Encendí el soplete y rasgué sus vestiduras, quemando también una porción de su vientre, ocasionándole un gran ardor que la hizo doblegarse ante mis pies.

- ¡¡Basta!!- su voz rogaba piedad-. ¡Déjame! Me rindo- admitió con cobardía, levantando sus brazos en alto.

Me sorprendí ante su cobardía, la cual demostraba que era más débil de lo que parecía. Obedeciendo, bajé las armas y la guardia, dispuesto a esposarla. Acercé mis manos a las suyas y no alcancé a rozarlas, ya que una patada me hizo volar por los aires.

- Ingenuo- se reía ella mientras se adueñaba de mis armas que yo, de estúpido, había dejado caer.

- ¡Púdrete, infeliz!

Conseguí proveerme con un nuevo soplete y unas cuantas pistolas gracias a los fríos cadáveres que me rodeaban. No obstante, antes de contraatacar, sujeté uno de los cuerpos y lo arrojé contra el rival de mi jefe, volteándolo con facilidad y confirmando su derrota.

Lacy corrió hacia mí, soplete en mano, desquiciada y con el pecho ardiente. Con una limpia maniobra y un corte en su mano conseguí hacerme con sus armas,  apropiándome de sus únicas posibilidades de derrorarme.

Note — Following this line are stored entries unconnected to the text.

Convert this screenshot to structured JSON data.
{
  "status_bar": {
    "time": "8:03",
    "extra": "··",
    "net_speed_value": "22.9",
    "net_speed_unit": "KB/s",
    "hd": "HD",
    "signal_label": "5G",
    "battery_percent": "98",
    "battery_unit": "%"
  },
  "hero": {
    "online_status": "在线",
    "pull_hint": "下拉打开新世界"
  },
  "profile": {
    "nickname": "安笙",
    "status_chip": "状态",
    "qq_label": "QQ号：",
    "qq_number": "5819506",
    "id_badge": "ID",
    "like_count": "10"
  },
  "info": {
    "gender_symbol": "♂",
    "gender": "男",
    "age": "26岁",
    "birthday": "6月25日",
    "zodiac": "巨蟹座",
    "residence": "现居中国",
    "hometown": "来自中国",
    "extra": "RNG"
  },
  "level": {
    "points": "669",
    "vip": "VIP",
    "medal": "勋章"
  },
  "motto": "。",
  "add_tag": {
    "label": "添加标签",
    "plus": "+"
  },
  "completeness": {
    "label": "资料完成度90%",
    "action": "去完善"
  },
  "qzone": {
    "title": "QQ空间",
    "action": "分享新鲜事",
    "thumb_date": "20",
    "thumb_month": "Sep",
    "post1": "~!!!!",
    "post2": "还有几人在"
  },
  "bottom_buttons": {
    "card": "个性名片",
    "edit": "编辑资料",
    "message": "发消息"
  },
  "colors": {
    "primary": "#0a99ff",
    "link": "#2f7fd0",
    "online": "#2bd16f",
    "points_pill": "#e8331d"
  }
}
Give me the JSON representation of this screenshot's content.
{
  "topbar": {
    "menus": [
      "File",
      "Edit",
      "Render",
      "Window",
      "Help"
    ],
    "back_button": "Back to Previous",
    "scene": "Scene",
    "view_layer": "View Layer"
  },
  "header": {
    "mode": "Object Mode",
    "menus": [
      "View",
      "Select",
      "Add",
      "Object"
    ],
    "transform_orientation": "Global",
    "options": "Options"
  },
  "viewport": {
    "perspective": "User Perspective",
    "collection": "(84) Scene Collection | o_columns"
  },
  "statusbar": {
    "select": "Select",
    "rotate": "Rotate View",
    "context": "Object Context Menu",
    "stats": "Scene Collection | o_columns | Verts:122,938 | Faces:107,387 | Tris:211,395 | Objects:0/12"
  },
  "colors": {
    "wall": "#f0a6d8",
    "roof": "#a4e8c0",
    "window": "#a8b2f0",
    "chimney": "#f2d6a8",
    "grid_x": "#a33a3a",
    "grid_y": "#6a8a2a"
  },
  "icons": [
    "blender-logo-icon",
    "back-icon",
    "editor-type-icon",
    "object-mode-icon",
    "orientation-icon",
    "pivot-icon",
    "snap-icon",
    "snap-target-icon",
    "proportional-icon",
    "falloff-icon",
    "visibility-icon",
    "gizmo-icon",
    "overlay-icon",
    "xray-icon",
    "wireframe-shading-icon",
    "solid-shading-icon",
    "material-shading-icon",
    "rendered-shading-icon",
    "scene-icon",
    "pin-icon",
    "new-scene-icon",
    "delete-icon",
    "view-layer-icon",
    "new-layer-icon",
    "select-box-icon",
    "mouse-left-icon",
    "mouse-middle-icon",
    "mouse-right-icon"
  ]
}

Como la frutilla del postre, recordé la piedra que se agitaba en el bolsillo del pamtalón y, aprovechando el descuido de mi rival, conseguí hacerme con ella con dificultad y me dispuse a dar el golpe final. La filosa roca, rosada y resplandeciente, fue a parar a su frente, acabando con su vida para siempre, dejando con ella sus últimas palabras:

- Fallé- dijo, y luego todo fue oscuridad para ella y, para mí, un río de sangre roja que mojó mis zapatos.

Por su parte, mi jefe acabó agujereando a su rival con veinte disparos en el pecho, que lo impulsaron a varios metros contra la pared, consiguiendo antes disparar contra la pantalla digital, descomponiéndola por completo.

- Maldición, te odio, te odio. ¿Y ahora cómo haremos para escapar?- mi jefe no podía con su genio y profería insultos en diez idiomas diferentes contra el homnre que nos había condenado con su disparo.

Tomamos aire, y una vez recuperado el aliento, abandonamos a la multitud de cadáveres, no sin antes comentar sobre el cadáver de nuestra captora.

- Al menos se reunirá con su esposo más pronto de lo que ella pensaba- sugerí con malicia, mientras quitaba la poedra de su cráneo con gran esfuerzo y asco.

- ¿Qué haces?- me preguntó mi jefe, extrañado-. Ya hemos vencido y no permitiré que lleves una prueba de nuestro crimen contigo. Arrójala y olvídate de ella.

Y sin cuestionar sus órdenes, obedecí.